Blue Brain is a bio-driven project, meaning that we work to capture the biological elements, processes, and principles as mathematical models, and then run simulations to see how they mimic biology. We are trying to re-create biology in software as accurately as possible. I was not prepared to sacrifice a lot of cats or primates—this research requires dissecting brains and comparing the simulation to the real thing—so we had to choose either mice or rats. Then it was a question of which brain region to focus on. Even though the neocortex is the most advanced region, it’s got more order and organization and therefore actually is more tractable. If you go into the brain stem or into other subcortical areas of the brain, the neurons have no distinguishing features. They’re all kinds of shapes. A two-week-old animal is ideal, actually, because at that stage slices of the brain preserve extremely well for 24 to 48 hours. The circuit at that age is going to be in 75 to 80 percent of the final state it will be in during the adult stage. What it gives us is the template for brain circuitry. Once we have the template we look for variations, and then we can model development. We can now model younger columns, and we can model older columns. When we find out the key differences between species, we will be able to start simulating and modeling evolution, too.

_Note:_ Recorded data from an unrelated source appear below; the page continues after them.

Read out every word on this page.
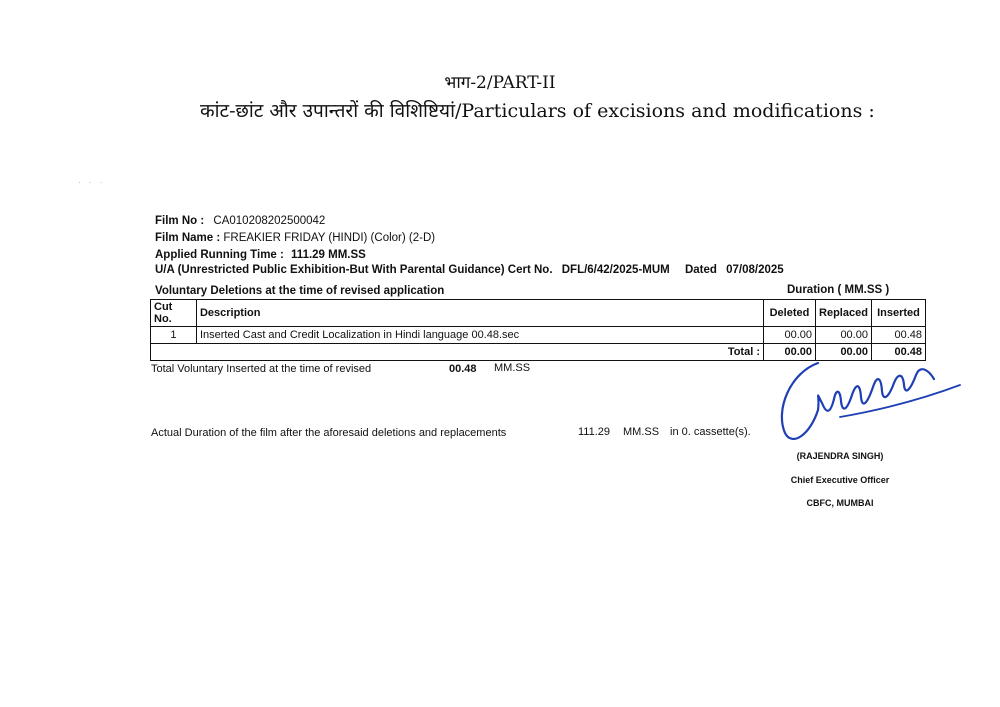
भाग-2/PART-II
कांट-छांट और उपान्तरों की विशिष्टियां/Particulars of excisions and modifications :
· · ·
Film No : CA010208202500042
Film Name : FREAKIER FRIDAY (HINDI) (Color) (2-D)
Applied Running Time : 111.29 MM.SS
U/A (Unrestricted Public Exhibition-But With Parental Guidance) Cert No. DFL/6/42/2025-MUM Dated 07/08/2025
Voluntary Deletions at the time of revised application	Duration ( MM.SS )
Cut No.	Description	Deleted	Replaced	Inserted
1	Inserted Cast and Credit Localization in Hindi language 00.48.sec	00.00	00.00	00.48
Total :		00.00	00.00	00.48
Total Voluntary Inserted at the time of revised	00.48 MM.SS
Actual Duration of the film after the aforesaid deletions and replacements	111.29 MM.SS in 0. cassette(s).
(RAJENDRA SINGH)
Chief Executive Officer
CBFC, MUMBAI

Your experiment has been going on for more than four years now. What have you learned so far about the neural processes in the brain?
One very interesting property that emerged is a rhythm of electrical activity called gamma oscillations. It appeared one week when we added in the step of biological simulation. We did not try to build it in—it just showed up. Gamma oscillations are the basis for consciousness, according to a famous theory. The theory holds that when the brain goes into high-frequency (40- to 80-hertz) oscillations, those oscillations do perceptual binding, which is the foundation of consciousness. I don’t think that Blue Brain is conscious at this point, though.
It’s significant that we didn’t specifically try to model the phenomenon in the brain. All we have to do is pay attention to the fact that we are building it correctly, and these phenomena emerge. The whole circuit goes into this resonant state, which is an amazing state. Now we can dissect the circuit and find out exactly which neurons were crucial, which pathways, which receptors, and so forth.
As we’ve taken steps closer to the biology, the circuit has started to display more and more of the actual biological phenomena that we find in experiments, with more and more precision and accuracy and elegance. This is very encouraging because the model could have gone in any other direction. It could have just not worked. As you put in more and more fine-tuned parameters, it might start doing all kinds of things you would not want or expect it to do.
Can you also use Blue Brain to help with medical problems—to study the nature of neurological diseases?
Actually, this is the only way to study them. When you turn on this column and you run it, you think, my God, there’s not a single neurological disease today in which anybody knows what is malfunctioning in this circuit—which pathway, which synapse, which neuron, which receptor. Doctors don’t even know this for a single drug—I mean, this is a multibillion-dollar industry!—that they’re giving for Parkinson’s disease, for depression, schizophrenia, attention deficit, autism, dementia, Alzheimer’s. When they give a drug, they have no idea what it does to this processor. And the neocortical column is the elementary processor for human beings to have coherent perception, attention, and memory. This is shocking. I mean, we are living in such a primitive time of medicine, you cannot imagine.